Il écartait les mains mouillées et tremblantes.

— Que voulez-vous de plus ? dit-elle. N’aviez-vous rien compris, rien deviné ? Nous devions en arriver là, un jour ou l’autre…

Et, se laissant attirer sur la poitrine de Chartrain :

— Que puis-je pour vous ? Est-ce que je pouvais vous connaître sans vous aimer et vous aimer sans vous le dire ? Je ne suis pas héroïque comme vous. J’ai besoin de vous consoler, de vous savoir heureux. Puisque nous ne faisons rien de mal, c’est notre droit. N’est-ce pas, vous êtes un peu heureux tout de même de savoir que je pense à vous, que je partage vos joies et vos peines, que je vous aime tout à fait, pour toujours ?

— Je n’aurais pas rêvé ce bonheur, dit-il en serrant la jeune femme sur son cœur. J’en reste muet. Je n’y puis croire. Ah ! mon amie, ma divine Jacqueline, mon amour inespéré, est-ce bien vous ?

— C’est moi, Étienne, c’est moi… pour toujours !…

— Je suis accablé. Trouver une telle félicité dans l’abîme du désespoir, cela brise les pauvres forces humaines. Je vous ai tant aimée, je vous aime tant ! Oh ! répétez-moi que vous m’aimez ! Je ne me lasse pas de vous l’entendre dire… Ma chérie ! ma Jacqueline, regardez-moi.

— Je vous aime, Étienne, je vous aime…

Longuement, chastement, ils s’embrassèrent sur le divan où ils avaient échangé leur premier baiser… Étienne entourait Jacqueline de ses bras.
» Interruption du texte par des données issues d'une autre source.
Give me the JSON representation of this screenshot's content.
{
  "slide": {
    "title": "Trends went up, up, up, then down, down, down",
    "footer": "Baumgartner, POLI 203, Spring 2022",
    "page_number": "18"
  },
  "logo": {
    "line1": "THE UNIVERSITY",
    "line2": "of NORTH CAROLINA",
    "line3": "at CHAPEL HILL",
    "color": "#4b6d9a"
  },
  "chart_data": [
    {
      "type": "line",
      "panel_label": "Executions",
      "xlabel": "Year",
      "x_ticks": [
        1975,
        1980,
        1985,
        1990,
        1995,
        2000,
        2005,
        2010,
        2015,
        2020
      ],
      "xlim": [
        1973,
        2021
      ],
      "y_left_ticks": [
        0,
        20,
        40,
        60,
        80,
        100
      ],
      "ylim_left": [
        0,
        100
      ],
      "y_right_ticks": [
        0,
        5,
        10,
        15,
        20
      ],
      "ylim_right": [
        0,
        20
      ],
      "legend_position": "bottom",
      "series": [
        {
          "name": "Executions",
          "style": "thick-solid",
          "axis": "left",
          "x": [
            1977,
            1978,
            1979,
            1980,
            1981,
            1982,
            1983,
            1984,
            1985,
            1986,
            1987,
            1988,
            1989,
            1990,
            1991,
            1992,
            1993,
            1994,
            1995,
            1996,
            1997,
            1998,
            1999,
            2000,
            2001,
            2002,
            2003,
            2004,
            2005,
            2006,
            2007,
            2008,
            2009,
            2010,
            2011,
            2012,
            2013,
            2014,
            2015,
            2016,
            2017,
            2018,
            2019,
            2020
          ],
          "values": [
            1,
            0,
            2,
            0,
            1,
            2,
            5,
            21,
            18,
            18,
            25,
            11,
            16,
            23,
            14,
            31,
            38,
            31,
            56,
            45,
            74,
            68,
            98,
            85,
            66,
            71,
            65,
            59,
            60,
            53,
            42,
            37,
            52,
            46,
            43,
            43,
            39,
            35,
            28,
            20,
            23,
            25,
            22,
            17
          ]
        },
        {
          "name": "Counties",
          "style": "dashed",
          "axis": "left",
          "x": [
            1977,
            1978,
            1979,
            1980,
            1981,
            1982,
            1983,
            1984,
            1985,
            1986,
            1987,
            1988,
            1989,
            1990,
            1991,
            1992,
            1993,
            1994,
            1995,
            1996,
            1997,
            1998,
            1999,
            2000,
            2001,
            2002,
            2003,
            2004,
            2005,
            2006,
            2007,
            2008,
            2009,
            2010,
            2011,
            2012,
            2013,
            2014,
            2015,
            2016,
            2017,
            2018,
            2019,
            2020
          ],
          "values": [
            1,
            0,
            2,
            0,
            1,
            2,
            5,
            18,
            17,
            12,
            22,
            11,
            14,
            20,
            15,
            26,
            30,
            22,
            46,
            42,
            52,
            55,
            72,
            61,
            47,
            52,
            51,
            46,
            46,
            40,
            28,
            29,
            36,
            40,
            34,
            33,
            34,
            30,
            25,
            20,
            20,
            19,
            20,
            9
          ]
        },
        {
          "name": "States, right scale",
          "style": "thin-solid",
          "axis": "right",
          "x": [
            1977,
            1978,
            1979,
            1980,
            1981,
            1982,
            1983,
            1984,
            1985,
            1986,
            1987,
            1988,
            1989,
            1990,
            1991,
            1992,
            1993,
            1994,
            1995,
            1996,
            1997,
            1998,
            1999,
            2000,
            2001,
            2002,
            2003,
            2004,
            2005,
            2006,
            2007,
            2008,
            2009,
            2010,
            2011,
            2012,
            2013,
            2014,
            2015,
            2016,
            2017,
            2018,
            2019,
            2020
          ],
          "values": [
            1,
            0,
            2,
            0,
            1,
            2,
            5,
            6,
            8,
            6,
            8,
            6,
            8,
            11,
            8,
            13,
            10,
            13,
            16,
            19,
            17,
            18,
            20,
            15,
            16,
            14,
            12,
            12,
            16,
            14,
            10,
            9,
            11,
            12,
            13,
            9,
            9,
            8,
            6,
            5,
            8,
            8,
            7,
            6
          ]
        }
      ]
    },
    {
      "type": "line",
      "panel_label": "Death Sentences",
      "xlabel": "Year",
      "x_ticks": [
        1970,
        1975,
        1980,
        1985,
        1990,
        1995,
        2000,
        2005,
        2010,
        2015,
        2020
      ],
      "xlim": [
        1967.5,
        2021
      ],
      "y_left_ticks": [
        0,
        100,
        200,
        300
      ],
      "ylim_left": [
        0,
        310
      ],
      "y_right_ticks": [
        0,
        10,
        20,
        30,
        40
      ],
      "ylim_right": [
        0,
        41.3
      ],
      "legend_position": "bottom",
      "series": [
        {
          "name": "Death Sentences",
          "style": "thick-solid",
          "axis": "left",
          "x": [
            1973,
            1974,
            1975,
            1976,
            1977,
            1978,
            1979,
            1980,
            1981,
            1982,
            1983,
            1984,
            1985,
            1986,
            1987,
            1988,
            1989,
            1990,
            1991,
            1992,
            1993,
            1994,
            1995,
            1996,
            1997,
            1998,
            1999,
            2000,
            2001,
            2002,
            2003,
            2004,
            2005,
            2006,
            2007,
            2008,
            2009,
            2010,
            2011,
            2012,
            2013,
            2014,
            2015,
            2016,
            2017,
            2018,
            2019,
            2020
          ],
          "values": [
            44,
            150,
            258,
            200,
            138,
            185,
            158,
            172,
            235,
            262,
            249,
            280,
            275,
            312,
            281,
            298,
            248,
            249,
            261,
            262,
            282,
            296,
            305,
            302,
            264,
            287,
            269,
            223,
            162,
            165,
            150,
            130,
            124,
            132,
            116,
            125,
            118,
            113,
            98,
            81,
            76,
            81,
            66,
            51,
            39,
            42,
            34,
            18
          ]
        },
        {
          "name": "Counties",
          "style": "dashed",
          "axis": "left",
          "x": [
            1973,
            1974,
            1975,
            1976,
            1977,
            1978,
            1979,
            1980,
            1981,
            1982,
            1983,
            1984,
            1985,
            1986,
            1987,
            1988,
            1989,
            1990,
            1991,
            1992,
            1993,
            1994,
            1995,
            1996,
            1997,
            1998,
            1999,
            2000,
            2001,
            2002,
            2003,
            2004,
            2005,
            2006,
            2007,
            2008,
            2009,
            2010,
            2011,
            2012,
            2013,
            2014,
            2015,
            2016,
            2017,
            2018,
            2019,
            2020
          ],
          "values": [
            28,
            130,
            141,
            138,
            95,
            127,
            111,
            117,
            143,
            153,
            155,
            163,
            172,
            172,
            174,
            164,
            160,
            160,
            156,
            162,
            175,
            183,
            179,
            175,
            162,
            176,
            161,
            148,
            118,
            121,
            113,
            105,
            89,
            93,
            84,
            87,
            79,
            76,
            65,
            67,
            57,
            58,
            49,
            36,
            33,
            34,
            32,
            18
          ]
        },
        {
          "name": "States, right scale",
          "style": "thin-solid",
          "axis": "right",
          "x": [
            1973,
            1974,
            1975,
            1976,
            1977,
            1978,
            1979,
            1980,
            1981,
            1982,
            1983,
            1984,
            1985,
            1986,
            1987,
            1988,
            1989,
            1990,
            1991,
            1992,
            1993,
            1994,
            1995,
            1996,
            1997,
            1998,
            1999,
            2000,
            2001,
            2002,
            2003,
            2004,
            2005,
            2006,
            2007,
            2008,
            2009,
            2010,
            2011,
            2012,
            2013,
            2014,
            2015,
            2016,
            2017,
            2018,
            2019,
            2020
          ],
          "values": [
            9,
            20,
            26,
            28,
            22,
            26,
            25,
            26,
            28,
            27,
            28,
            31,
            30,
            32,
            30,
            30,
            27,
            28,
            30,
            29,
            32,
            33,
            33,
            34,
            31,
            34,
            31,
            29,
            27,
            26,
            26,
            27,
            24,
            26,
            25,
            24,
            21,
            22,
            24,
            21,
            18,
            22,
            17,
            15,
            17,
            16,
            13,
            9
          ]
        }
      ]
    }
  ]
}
Les yeux fermés, il appuyait sa joue sur les doux cheveux de son amie avec la paix d’un naufragé qui rentre au port. Et il lui semblait qu’ils étaient, elle et lui, deux pauvres êtres abandonnés à des volontés obscures et que d’obscures fatalités avaient conduits l’un vers l’autre, lentement, dans une bien sombre nuit. À travers les limbes de l’enfance, les troubles de la jeunesse, les durs labeurs de la maturité, il était venu à Jacqueline. Les épreuves, jadis maudites, l’avaient préparé pour cette joie ; il l’eût moins bénie et moins bien goûtée s’il avait moins souffert. Il pouvait dire enfin : « Voilà celle que j’attendais, celle qu’on ne trouve pas deux fois. Mon cœur l’avait pressentie ; ma bouche la reconnaît… »

— Aimez-moi ! disait-elle, aimez-moi, je n’ai que vous au monde.

Il ne songeait pas à s’étonner, à lui répondre qu’elle avait un mari et un enfant, car en disant : « Je t’aime » à un être, on remet dans ses mains toutes les chances du bonheur et du malheur. La tristesse du deuil récent planait encore sur Étienne, mais il ne se révoltait plus. Sans projets, sans espoirs, il s’abandonnait à la certitude, et remords, doutes, angoisses, tout le mauvais rêve du passé s’évanouissait sous les lèvres de l’amante, « parce que, dit l’Écriture, l’amour est plus fort que la mort ».